Super-parameterization of Lagrangian sea ice dynamics using the Boltzmann equation

A. Davis(1), D. Giannakis(1), G. Stadler(1), and S. Stechmann(2)

(1) New York University

(2) University of Wisconsin


We devise a superparameterized sea ice (SPICE) model that captures dynamics at multiple spatial and temporal scales. Arctic sea ice contains many ice floes—chunks of ice—whose macro-scale behavior is driven by oceanic/atmospheric currents and floe-floe interaction. There is no characteristic floe size; data suggest the floe size distribution follows a power law. Therefore, accurately modeling sea ice dynamics requires a multi-scale approach. Our two-tiered model couples basin-scale conservation equations with small-scale discrete element particle methods. The basin-scale sea ice dynamics are primarily driven by external forces (wind and ocean stresses), which advect ice floes. Small-scale floe dynamics—deformation, fracture, and collisions—lead to emergent behavior such as lead formation and ridging.
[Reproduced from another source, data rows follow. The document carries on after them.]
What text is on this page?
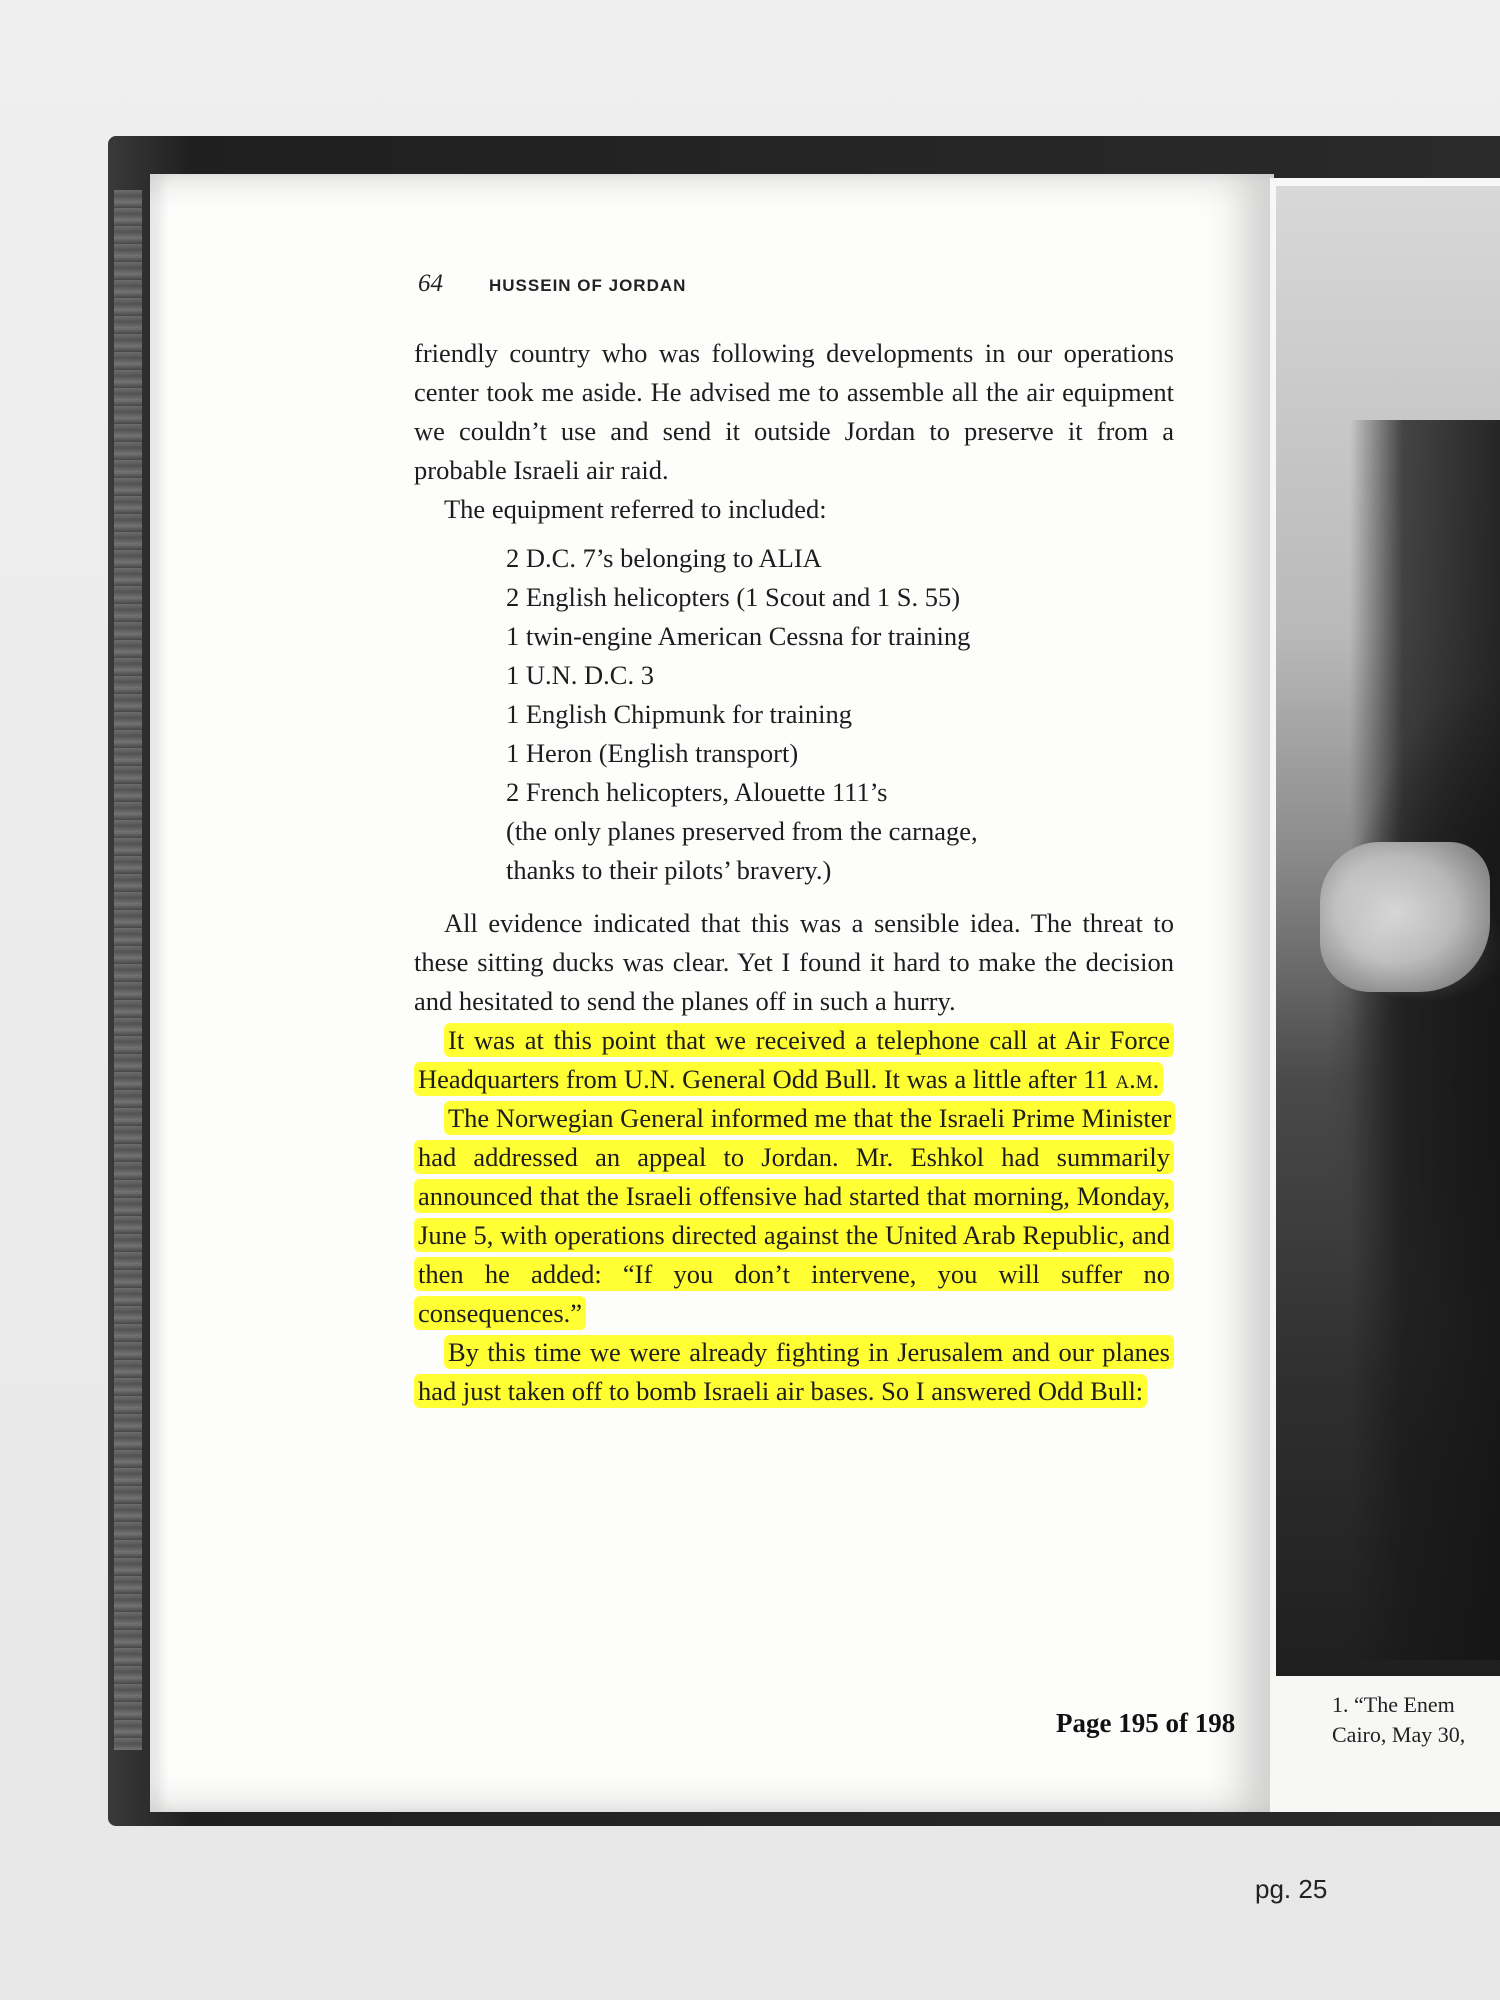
64	HUSSEIN OF JORDAN

friendly country who was following developments in our operations center took me aside. He advised me to assemble all the air equipment we couldn’t use and send it outside Jordan to preserve it from a probable Israeli air raid.

The equipment referred to included:

2 D.C. 7’s belonging to ALIA
2 English helicopters (1 Scout and 1 S. 55)
1 twin-engine American Cessna for training
1 U.N. D.C. 3
1 English Chipmunk for training
1 Heron (English transport)
2 French helicopters, Alouette 111’s
(the only planes preserved from the carnage,
thanks to their pilots’ bravery.)

All evidence indicated that this was a sensible idea. The threat to these sitting ducks was clear. Yet I found it hard to make the decision and hesitated to send the planes off in such a hurry.

It was at this point that we received a telephone call at Air Force Headquarters from U.N. General Odd Bull. It was a little after 11 a.m.

The Norwegian General informed me that the Israeli Prime Minister had addressed an appeal to Jordan. Mr. Eshkol had summarily announced that the Israeli offensive had started that morning, Monday, June 5, with operations directed against the United Arab Republic, and then he added: “If you don’t intervene, you will suffer no consequences.”

By this time we were already fighting in Jerusalem and our planes had just taken off to bomb Israeli air bases. So I answered Odd Bull:

Page 195 of 198
1. “The Enem
Cairo, May 30,
pg. 25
Unlike many other sea ice models, we do not average quantities of interest (e.g., mass/momentum) over a representative volume element; we explicitly model small-scale dynamics. We formulate a mathematical modeling framework that rigorously couples a macro-scale PDE with small scale particle methods.

Our framework constructs a time dependent probability distribution over floe position and velocity. In theory, the particle density function evolves according to the Boltzmann equation. In practice, numerically solving the Boltzmann equation is computationally intractable. The SPICE model decomposes the density function into a mass density that models how ice is distributed in the spatial domain and a velocity density that models the small-scale variation in velocity at a given location. We show that the mass density and macro-scale quantities of interest (e.g., expected velocity) evolve according to a conservation equation that only depends on the macro-scale spatial coordinate. However, the flux term depends on expectations with respect to the velocity density at each point. We, therefore, use particle methods to simulate the conditional density at key points, using macro-scale variables to define auxiliary particle forces so that the small-scale particle methods are independent.